According to the instructions, a transaction involving virtual currency includes the receipt and transfer of virtual currency for free (without providing any consideration), including from an airdrop or hard fork.
It also includes an exchange of virtual currency for goods or services, a purchase or sale of virtual currency, an exchange of virtual currency for other property, including for another virtual currency, and an acquisition or disposition of a financial interest in virtual currency.
However, a transaction involving virtual currency does not include the holding of virtual currency in a wallet or account, or the transfer of virtual currency from one wallet or account you own or control to another that you own or control.
Meanwhile, virtual currencies held as a capital asset, which was disposed through a sale, exchange or transfer, should be reported on Schedule D (Form 1040) after calculating the capital gain or loss using Form 8949.
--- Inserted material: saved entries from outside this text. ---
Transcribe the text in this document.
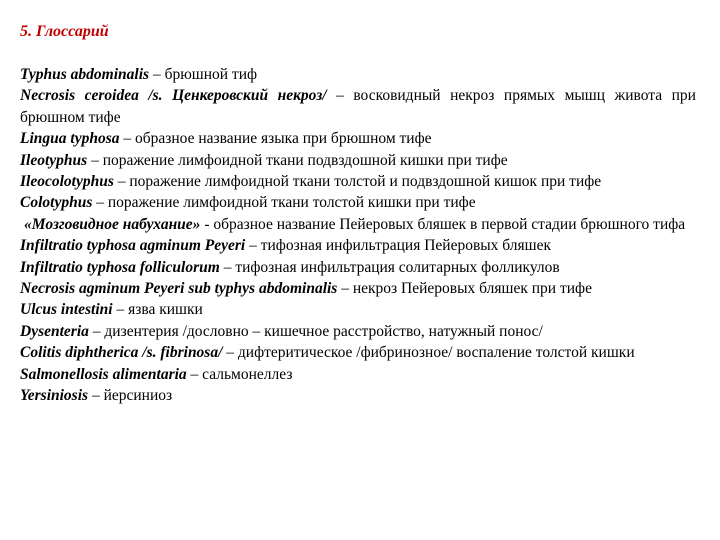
5. Глоссарий

Typhus abdominalis – брюшной тиф

Necrosis ceroidea /s. Ценкеровский некроз/ – восковидный некроз прямых мышц живота при брюшном тифе

Lingua typhosa – образное название языка при брюшном тифе

Ileotyphus – поражение лимфоидной ткани подвздошной кишки при тифе

Ileocolotyphus – поражение лимфоидной ткани толстой и подвздошной кишок при тифе

Colotyphus – поражение лимфоидной ткани толстой кишки при тифе

«Мозговидное набухание» - образное название Пейеровых бляшек в первой стадии брюшного тифа

Infiltratio typhosa agminum Peyeri – тифозная инфильтрация Пейеровых бляшек

Infiltratio typhosa folliculorum – тифозная инфильтрация солитарных фолликулов

Necrosis agminum Peyeri sub typhys abdominalis – некроз Пейеровых бляшек при тифе

Ulcus intestini – язва кишки

Dysenteria – дизентерия /дословно – кишечное расстройство, натужный понос/

Colitis diphtherica /s. fibrinosa/ – дифтеритическое /фибринозное/ воспаление толстой кишки

Salmonellosis alimentaria – сальмонеллез

Yersiniosis – йерсиниоз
Further, any income from virtual currency received as compensation for services or disposed virtual currency that is held for sale to customers in a trade or business must be reported as you would report other income of the same type such as W-2 wages on Form 1040 or 1040-SR, line 1, and inventory or services from Schedule C on Schedule 1.
This year the IRS intends to ask every American tax filer about their cryptocurrency transactions and investments in 2020 filing. This is the latest move by the tax regulator to show its seriousness on taxing cryptocurrency transactions and investments.
The IRS treats virtual currency as a commodity or property, and not as real currency, for federal tax purposes. Therefore, virtual currencies are also subject to capital gains laws.